Blog or Not?



A statistically improbable polymath's views on politics and culture.

Thursday, August 19, 2004
A Crazy Theory about A Crazy Candidate*
 
A commenter at Pandagon points out that Alan Keyes could have run against Barbara Mikulski in his home state of Maryland, but felt the need to run for the Senate in Illinois, a state in which he's spent no great amount of time. Later, I remembered some post connecting Alan Keyes with Allan Bloom... and a crazy theory began to spin.

FACT: At Cornell, Alan Keyes's intellectual mentor was Allan Bloom; he followed him to Paris and to Harvard**. (Via AlterNet) Bloom probably instructed him in the same Straussian philosophy he learned from Leo Strauss at the University of Chicago. Later, Bloom went back to Chicago and taught many generations of Straussians. Additionally, Keyes worked with fellow Straussian and Bloom acolyte Paul Wolfowitz at the State Department during the early eighties.

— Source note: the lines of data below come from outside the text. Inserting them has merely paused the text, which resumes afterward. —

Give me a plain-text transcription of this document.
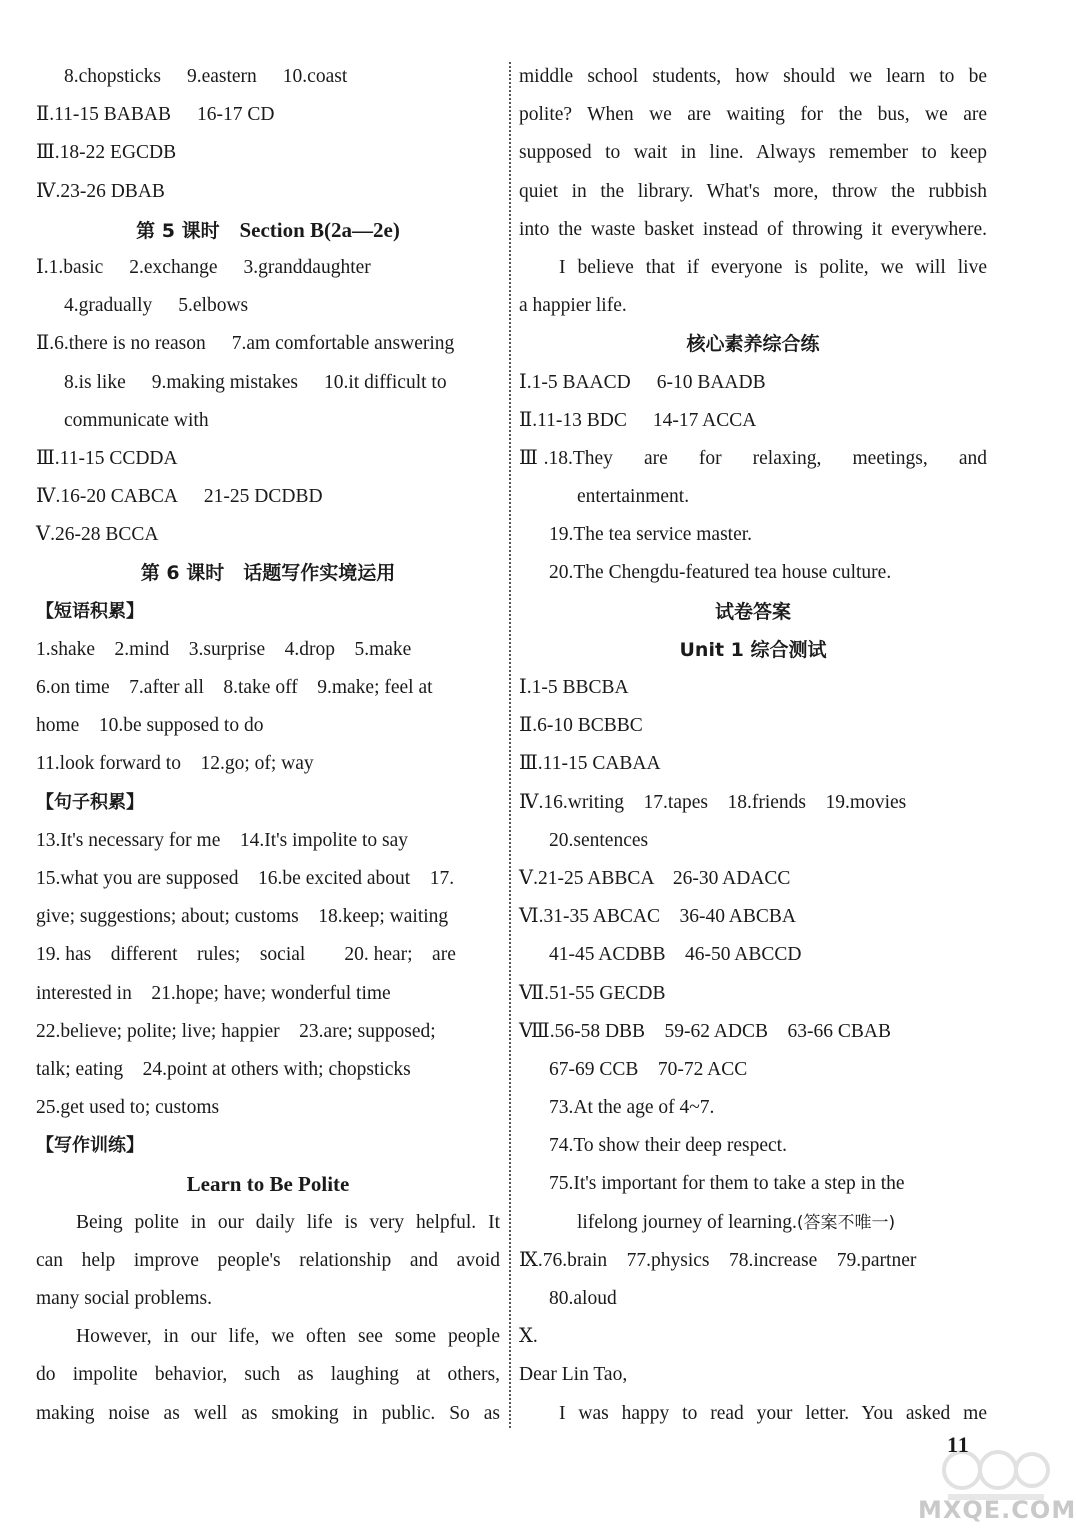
8.chopsticks 9.eastern 10.coast
Ⅱ.11-15 BABAB 16-17 CD
Ⅲ.18-22 EGCDB
Ⅳ.23-26 DBAB
第 5 课时 Section B(2a—2e)
Ⅰ.1.basic 2.exchange 3.granddaughter
4.gradually 5.elbows
Ⅱ.6.there is no reason 7.am comfortable answering
8.is like 9.making mistakes 10.it difficult to
communicate with
Ⅲ.11-15 CCDDA
Ⅳ.16-20 CABCA 21-25 DCDBD
Ⅴ.26-28 BCCA
第 6 课时　话题写作实境运用
【短语积累】
1.shake　2.mind　3.surprise　4.drop　5.make
6.on time　7.after all　8.take off　9.make; feel at
home　10.be supposed to do
11.look forward to　12.go; of; way
【句子积累】
13.It's necessary for me　14.It's impolite to say
15.what you are supposed　16.be excited about　17.
give; suggestions; about; customs　18.keep; waiting
19. has　different　rules;　social　　20. hear;　are
interested in　21.hope; have; wonderful time
22.believe; polite; live; happier　23.are; supposed;
talk; eating　24.point at others with; chopsticks
25.get used to; customs
【写作训练】
Learn to Be Polite
Being polite in our daily life is very helpful. It
can help improve people's relationship and avoid
many social problems.
However, in our life, we often see some people
do impolite behavior, such as laughing at others,
making noise as well as smoking in public. So as
middle school students, how should we learn to be
polite? When we are waiting for the bus, we are
supposed to wait in line. Always remember to keep
quiet in the library. What's more, throw the rubbish
into the waste basket instead of throwing it everywhere.
I believe that if everyone is polite, we will live
a happier life.
核心素养综合练
Ⅰ.1-5 BAACD 6-10 BAADB
Ⅱ.11-13 BDC 14-17 ACCA
Ⅲ.18.They　are　for　relaxing,　meetings,　and
entertainment.
19.The tea service master.
20.The Chengdu-featured tea house culture.
试卷答案
Unit 1 综合测试
Ⅰ.1-5 BBCBA
Ⅱ.6-10 BCBBC
Ⅲ.11-15 CABAA
Ⅳ.16.writing　17.tapes　18.friends　19.movies
20.sentences
Ⅴ.21-25 ABBCA　26-30 ADACC
Ⅵ.31-35 ABCAC　36-40 ABCBA
41-45 ACDBB　46-50 ABCCD
Ⅶ.51-55 GECDB
Ⅷ.56-58 DBB　59-62 ADCB　63-66 CBAB
67-69 CCB　70-72 ACC
73.At the age of 4~7.
74.To show their deep respect.
75.It's important for them to take a step in the
lifelong journey of learning.(答案不唯一)
Ⅸ.76.brain　77.physics　78.increase　79.partner
80.aloud
Ⅹ.
Dear Lin Tao,
I was happy to read your letter. You asked me
11
MXQE.COM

THEORY: Suppose it's 2004, and Straussians across America are nervous about the meteoric rise of Illinois State Senator Barack Obama. Why? Because he's a lecturer at the University of Chicago Law School--and he's got a chance to become the first UChicagoan President of the United States. Having a liberal represent the University of Chicago on a national level is bad for the Straussians--Allan Bloom had made it seem like the University of Chicago was the last academic bastion of conservatism. Obama and his Hyde Park supporters make it clear that the Straussian home base is in the hands of the enemy. They need to get it back--but how? When the Republican candidacy is vacated, Keyes steps in to win back his mentor's turf--not just the University, but the entire state of Illinois.

*Shamelessly stolen from Mike Murphy's "Crazy Times Demand a Crazy Senator" suggestion for a Keyes lawn sign in the Weekly Standard.

**Those who have read Ravelstein know what kind of stuff Bloom did in Paris. I can't wait for someone to bring this up in debate: "Ambassador Keyes, your mentor, Allan Bloom, was a homosexual. How do you feel about that?"